I’m reading the newspaper - a habit I’ve never broken, even all these years later. Although I’m down to just the Telegraph now.


It’s the same consultant. He has this smile – pleased and sad at the same time. I wonder how long it’s taken him to perfect it. The examination is brief. The smile widens. I’ve imagined it. I am a success story, five years cancer-free. A survivor.






When I get home, I sit in front of the monitor and stare at the empty screen, tombstone grey with dust. I imagine the click click of Pam’s beads filling the wake-like silence.
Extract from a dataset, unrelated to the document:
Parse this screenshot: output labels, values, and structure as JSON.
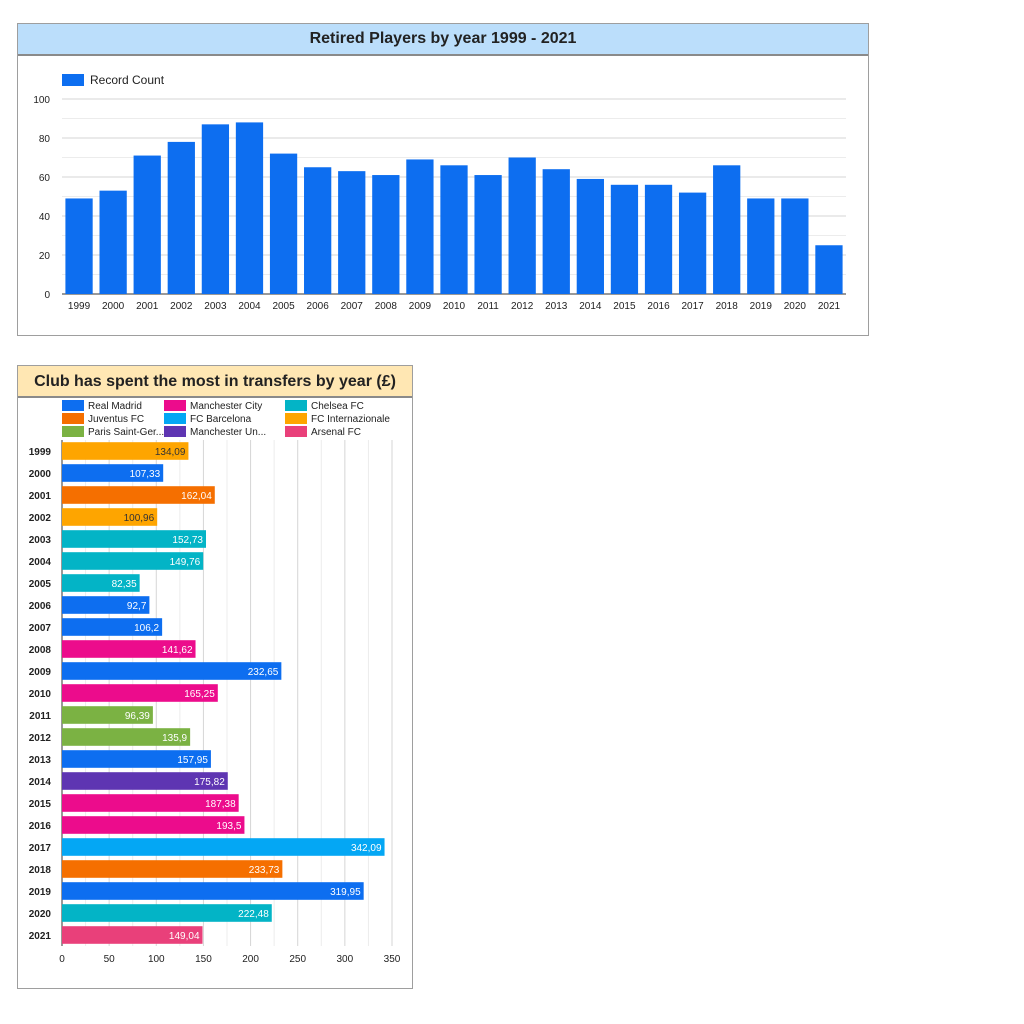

My girlfriend, Elaine, wants me to get rid of this old PC. She’s been living here for two years now, and she wants to make the room back into a proper office. Last night she brought up the subject of broadband again. The thought of it crawls over me as I imagine the malignant arteries of networks reaching into my computer. Elaine thinks my internet phobia is ridiculous. I could never tell her about Pam.


Instead I’d babbled about dialysis patients. How I’d watched their blood being extracted while they sat reading magazines, not worried about what might be happening to it in the machine. Not anxious about what came back in. What maybe didn’t.


I know she didn’t understand. But she must love me, because she didn’t say anything, just pulled me into a hug and breathed in time with me.


I turn at a slight noise. Elaine stands in the doorway, watching. She meets my eye with a diffident smile. I can’t concede on the internet, but I want to do something for her.


I unplug the monitor, wince as the standby light extinguishes, worry a cloud of motes into the air. The computer comes next. Even though it’s lighter than I remember, the box emptier than it looks, the parts are heavy in my hands as I carry them downstairs. I bury them in a dark corner of the garage, ready to go to the tip someday. Elaine watches on, fiddling with the gold cross on her necklace, running it up and down the chain like a zip wire. I watch, and I wonder.